Mary Shelley had a second half-sister – Claire Clairmont. Possibly jealous of Mary’s success in hooking a poet, she decided to find her one of her own and wrote an extraordinary letter to Lord Byron, a complete stranger, throwing herself at him. The result was a brief affair and a daughter, Allegra. Bryon soon tired of Claire and refused to see her. However, under the law of the day which gave no rights to mothers (or to women in general) he exercised his right to rip Allegra away from her loving mother. He soon found he didn’t want the infant around either, though he refused to allow Claire any access to her and shoved her out of sight into a convent, where she died at the age of five of typhoid or malaria.

Claire continued to hang around with the Shelleys. She may have had an affair with the poet, and there is the suggestion she bore him a child – which soon died. Mary Shelley herself went from one pregnancy to the next. Four of her five children died young. With all this tragedy, how did she have the time and strength to write Frankenstein?

Daisy Hay has a little scoop in this book which she saves for the final pages: a previously unknown autobiographical fragment written by Claire in which she describes both Shelley and Byron as “monsters of lying, meanness, cruelty and tragedy.” After reading this book, one feels that verdict is about right.
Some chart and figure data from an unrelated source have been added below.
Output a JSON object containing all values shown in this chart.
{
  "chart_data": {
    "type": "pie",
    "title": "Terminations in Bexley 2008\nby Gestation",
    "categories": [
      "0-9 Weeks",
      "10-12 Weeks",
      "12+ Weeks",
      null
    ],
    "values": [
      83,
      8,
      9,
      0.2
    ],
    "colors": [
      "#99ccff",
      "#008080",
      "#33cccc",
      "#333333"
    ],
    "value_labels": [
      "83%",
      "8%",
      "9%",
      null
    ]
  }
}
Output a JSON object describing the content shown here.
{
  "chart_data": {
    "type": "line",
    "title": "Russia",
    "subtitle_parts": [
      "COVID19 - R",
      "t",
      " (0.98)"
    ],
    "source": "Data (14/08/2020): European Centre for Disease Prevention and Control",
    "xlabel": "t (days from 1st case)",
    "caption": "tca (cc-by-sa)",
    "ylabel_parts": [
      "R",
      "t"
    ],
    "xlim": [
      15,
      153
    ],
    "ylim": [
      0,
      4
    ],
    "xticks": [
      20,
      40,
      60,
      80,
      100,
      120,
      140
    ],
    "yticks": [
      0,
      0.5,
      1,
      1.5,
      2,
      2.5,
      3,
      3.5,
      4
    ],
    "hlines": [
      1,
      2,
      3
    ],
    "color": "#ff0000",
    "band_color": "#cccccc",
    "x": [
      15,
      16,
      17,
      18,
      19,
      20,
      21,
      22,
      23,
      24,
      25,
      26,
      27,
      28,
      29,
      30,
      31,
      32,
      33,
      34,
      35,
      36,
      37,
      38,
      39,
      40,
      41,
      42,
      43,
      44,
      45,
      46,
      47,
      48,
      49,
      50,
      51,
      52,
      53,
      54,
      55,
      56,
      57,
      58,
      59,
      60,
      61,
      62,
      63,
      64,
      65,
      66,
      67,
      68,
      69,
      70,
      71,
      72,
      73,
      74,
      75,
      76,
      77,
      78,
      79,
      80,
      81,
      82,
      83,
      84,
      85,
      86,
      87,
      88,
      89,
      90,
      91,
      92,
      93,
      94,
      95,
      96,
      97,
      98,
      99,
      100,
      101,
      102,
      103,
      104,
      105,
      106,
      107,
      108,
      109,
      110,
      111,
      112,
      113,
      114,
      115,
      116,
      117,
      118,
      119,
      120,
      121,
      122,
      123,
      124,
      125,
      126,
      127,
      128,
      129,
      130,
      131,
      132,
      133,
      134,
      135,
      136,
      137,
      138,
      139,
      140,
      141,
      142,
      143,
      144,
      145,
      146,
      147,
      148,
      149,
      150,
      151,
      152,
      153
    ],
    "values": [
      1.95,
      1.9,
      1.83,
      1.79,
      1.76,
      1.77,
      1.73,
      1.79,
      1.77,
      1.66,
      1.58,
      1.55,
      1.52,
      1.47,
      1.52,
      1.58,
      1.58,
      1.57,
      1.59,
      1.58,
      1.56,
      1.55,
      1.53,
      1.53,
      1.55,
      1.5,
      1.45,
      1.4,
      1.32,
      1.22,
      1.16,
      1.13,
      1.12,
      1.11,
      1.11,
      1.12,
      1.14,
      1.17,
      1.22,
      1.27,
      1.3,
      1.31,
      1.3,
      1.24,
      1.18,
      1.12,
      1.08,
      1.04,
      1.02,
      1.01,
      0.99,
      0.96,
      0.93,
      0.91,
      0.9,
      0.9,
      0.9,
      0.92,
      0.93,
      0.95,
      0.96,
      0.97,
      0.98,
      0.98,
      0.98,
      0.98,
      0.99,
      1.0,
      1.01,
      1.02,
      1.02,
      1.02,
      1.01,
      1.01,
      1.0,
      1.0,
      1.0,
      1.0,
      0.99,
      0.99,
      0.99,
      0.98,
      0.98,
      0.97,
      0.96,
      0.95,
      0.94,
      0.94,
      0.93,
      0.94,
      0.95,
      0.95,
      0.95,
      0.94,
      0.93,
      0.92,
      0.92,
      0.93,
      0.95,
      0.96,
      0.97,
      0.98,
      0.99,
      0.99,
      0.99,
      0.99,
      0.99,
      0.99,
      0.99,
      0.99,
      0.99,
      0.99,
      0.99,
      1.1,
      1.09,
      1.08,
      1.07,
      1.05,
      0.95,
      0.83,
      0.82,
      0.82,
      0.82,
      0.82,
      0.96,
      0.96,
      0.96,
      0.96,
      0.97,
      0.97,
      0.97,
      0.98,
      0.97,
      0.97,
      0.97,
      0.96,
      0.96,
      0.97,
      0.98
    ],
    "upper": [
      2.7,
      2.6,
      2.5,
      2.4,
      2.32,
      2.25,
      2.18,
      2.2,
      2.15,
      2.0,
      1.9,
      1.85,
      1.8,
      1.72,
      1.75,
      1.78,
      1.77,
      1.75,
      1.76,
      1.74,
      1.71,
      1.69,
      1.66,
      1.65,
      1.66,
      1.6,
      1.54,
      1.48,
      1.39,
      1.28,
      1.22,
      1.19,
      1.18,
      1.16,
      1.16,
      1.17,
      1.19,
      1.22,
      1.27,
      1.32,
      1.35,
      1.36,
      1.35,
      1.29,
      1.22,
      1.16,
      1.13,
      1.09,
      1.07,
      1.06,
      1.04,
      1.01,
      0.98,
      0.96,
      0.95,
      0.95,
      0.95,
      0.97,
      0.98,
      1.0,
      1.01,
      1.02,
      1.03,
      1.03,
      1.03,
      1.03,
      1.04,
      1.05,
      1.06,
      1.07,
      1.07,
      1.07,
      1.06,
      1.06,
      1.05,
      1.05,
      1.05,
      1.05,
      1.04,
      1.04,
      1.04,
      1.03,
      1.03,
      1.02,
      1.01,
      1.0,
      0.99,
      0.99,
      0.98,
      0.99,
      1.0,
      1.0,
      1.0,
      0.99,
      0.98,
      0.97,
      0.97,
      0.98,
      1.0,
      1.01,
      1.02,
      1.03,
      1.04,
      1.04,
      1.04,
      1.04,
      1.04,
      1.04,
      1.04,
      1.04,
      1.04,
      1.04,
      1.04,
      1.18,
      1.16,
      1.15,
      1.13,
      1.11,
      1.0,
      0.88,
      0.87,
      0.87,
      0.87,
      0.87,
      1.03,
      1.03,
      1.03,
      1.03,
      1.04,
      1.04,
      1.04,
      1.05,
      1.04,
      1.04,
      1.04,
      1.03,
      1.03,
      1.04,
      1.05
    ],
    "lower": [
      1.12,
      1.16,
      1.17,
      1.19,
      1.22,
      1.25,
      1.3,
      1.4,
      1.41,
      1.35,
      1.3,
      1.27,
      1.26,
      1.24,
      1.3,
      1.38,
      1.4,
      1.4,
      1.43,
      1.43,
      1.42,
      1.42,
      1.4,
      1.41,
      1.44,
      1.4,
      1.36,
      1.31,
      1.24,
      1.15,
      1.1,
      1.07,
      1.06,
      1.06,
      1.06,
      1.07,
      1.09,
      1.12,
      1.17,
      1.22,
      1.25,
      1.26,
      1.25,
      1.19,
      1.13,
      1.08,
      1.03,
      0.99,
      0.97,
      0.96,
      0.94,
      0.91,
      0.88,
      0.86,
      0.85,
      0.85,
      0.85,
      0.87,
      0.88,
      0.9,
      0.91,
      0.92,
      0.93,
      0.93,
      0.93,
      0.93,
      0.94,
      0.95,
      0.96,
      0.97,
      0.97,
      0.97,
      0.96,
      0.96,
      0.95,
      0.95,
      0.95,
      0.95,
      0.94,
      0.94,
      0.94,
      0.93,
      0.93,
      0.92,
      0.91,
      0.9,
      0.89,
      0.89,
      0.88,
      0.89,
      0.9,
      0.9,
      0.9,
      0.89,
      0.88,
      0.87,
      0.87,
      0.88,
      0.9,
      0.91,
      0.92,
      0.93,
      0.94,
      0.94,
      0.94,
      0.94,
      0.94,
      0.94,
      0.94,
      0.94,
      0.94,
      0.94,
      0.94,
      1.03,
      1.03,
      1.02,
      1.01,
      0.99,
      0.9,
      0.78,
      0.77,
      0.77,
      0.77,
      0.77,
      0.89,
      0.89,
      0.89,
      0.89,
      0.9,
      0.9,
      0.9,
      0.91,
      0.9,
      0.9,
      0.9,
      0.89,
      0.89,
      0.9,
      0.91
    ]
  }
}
This book concerns a time when poetry really mattered, when new poems excited heated public debate and poets were public figures of the first order. When Byron published the first two cantos of “Childe Harold,” he woke up to find himself famous. His poem “The Corsair” sold 10,000 copies on the first day of publication. But today, who outside of English lit majors reads this stuff? The author could have done much more to explain the greatness of some of the poetry and why it still matters today - if indeed it does.